The story of Great Britain’s exit from the European Union (EU) periodically dominates headlines and rocks financial markets. For the individual investor, even those in Britain and Europe, the major problem is uncertainty. No one knows how this will turn out, and what arrangements Britain will have with Europe and the rest of the world when Brexit is done. It is pointless to guess about the possibilities. What affects markets is not a specific possibility but rather this lack of clarity around Brexit. This is keeping stock prices lower than they otherwise would be. Chances are that prices would rise even if Britain got a bad deal from Europe, simply because people then would at least know what they were dealing with. Even at that, it will take years to know the implications of any settlement.
This uncertainty has reigned since 2016, when the people of the United Kingdom (UK) voted to end their 50-year relationship with the rest of the EU. When a country, especially one like Great Britain, which ranks in the top ten economic powers in the world, changes its fundamental arrangements, many questions and concerns arise about the economic, financial, and investment implications. Nor is it just Britain. The UK’s economy is second only to Germany in size and power in the EU (which, American investors please take note, actually has a larger economy than the United States). Unless Britain gets a favorable Brexit deal, it will no doubt pursue trade agreements with the rest of the world, including the United States. Consequently, the Brexit situation has the potential to affect every economy –– and thus every market –– throughout the world. But as I’ve said, no one can know exactly how.
Making matters murkier is that the Brexit shakeout has only just begun. In the more than two years since the British voted to leave, it has become evident in all the failed negotiations thus far that matters were much more convoluted than anyone imagined. Britain’s Parliament has refused to endorse any of the agreements the then Prime Minister, Theresa May, negotiated, and she resigned her office in response. Though the new Prime Minister, Boris Johnson, has a more forceful manner, there is no indication that he will move things forward any faster than May did, or that he will have more success with Parliament. And the recent EU elections have made it difficult to tell what its negotiators will focus on when –– and if –– they rejoin talks with the British.

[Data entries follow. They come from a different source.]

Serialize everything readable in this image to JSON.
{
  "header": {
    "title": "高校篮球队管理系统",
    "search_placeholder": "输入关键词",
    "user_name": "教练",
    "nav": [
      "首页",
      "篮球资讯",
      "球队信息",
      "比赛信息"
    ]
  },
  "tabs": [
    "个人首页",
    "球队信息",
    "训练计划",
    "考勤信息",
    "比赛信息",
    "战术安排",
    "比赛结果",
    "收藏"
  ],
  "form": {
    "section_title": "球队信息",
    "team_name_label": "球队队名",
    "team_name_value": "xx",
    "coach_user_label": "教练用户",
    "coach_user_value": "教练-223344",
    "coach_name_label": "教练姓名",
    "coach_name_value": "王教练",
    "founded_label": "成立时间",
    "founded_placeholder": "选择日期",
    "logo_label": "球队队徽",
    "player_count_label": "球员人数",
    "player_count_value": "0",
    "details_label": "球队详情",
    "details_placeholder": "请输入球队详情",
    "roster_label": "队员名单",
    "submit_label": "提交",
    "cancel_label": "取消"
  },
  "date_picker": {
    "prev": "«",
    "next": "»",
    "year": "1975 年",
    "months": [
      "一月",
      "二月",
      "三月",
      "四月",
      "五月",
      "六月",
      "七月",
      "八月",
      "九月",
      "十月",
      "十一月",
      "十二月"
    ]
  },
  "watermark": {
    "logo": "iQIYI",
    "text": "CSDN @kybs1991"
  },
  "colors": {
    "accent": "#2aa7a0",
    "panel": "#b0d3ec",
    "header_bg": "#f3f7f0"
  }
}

Even at some distant future date, when –– and again, if –– the parties involved reach some kind of agreement, the uncertainty will linger, keeping global markets lower than they otherwise would be. For instance, the relative success or failure of Britain may then inspire other members of the EU to consider leaving. Already there is speculation in Italy about following in the UK’s footsteps. Or, in another for instance, Britain may negotiate trade arrangements with Washington that give the United States leverage over the EU that it has not had to date. There are an infinite number of possibilities, and they will push uncertainty into an indefinite future.
Because investors cannot wait for clarity on these many fronts, they should proceed with two considerations in mind:
- Markets have already incorporated a general level of uncertainty and have priced down assets accordingly. Almost all the news in coming months, and possibly years, will surely affect markets sharply over short periods of time, but in general the markets will always be affected by this level of uncertainty. The advice flowing from this observation is: Do not base your investment decisions on the Brexit issue until such time when there is greater clarity.
- Because this eventual clarity is as likely to look good as it is to look bad for Britain, the EU, or the United States or any other economy, there is no reason to avoid these economies while framing your investment portfolio around other, more definite considerations. A good and thorough diversification along the lines described in earlier posts, most especially this one is your best answer.
This may well be a frustrating post for many readers. It would feel more satisfying if I were to guess at a likely outcome and offer advice around it –– after all, that is what so many investment newsletters do. But I would neither be honest nor responsible if I did that. The best guess that even the most educated observers can offer is to exclude a few of the many possibilities that can emerge from the Brexit matter, for instance that the British economy will implode, or the EU will fly apart, or that Britain will form a new trading bloc with the United States, or many other fanciful scenarios that occasionally float up in the media. Excluding such possibilities, however, is still not enough to guide investment decisions, except in the ways described above.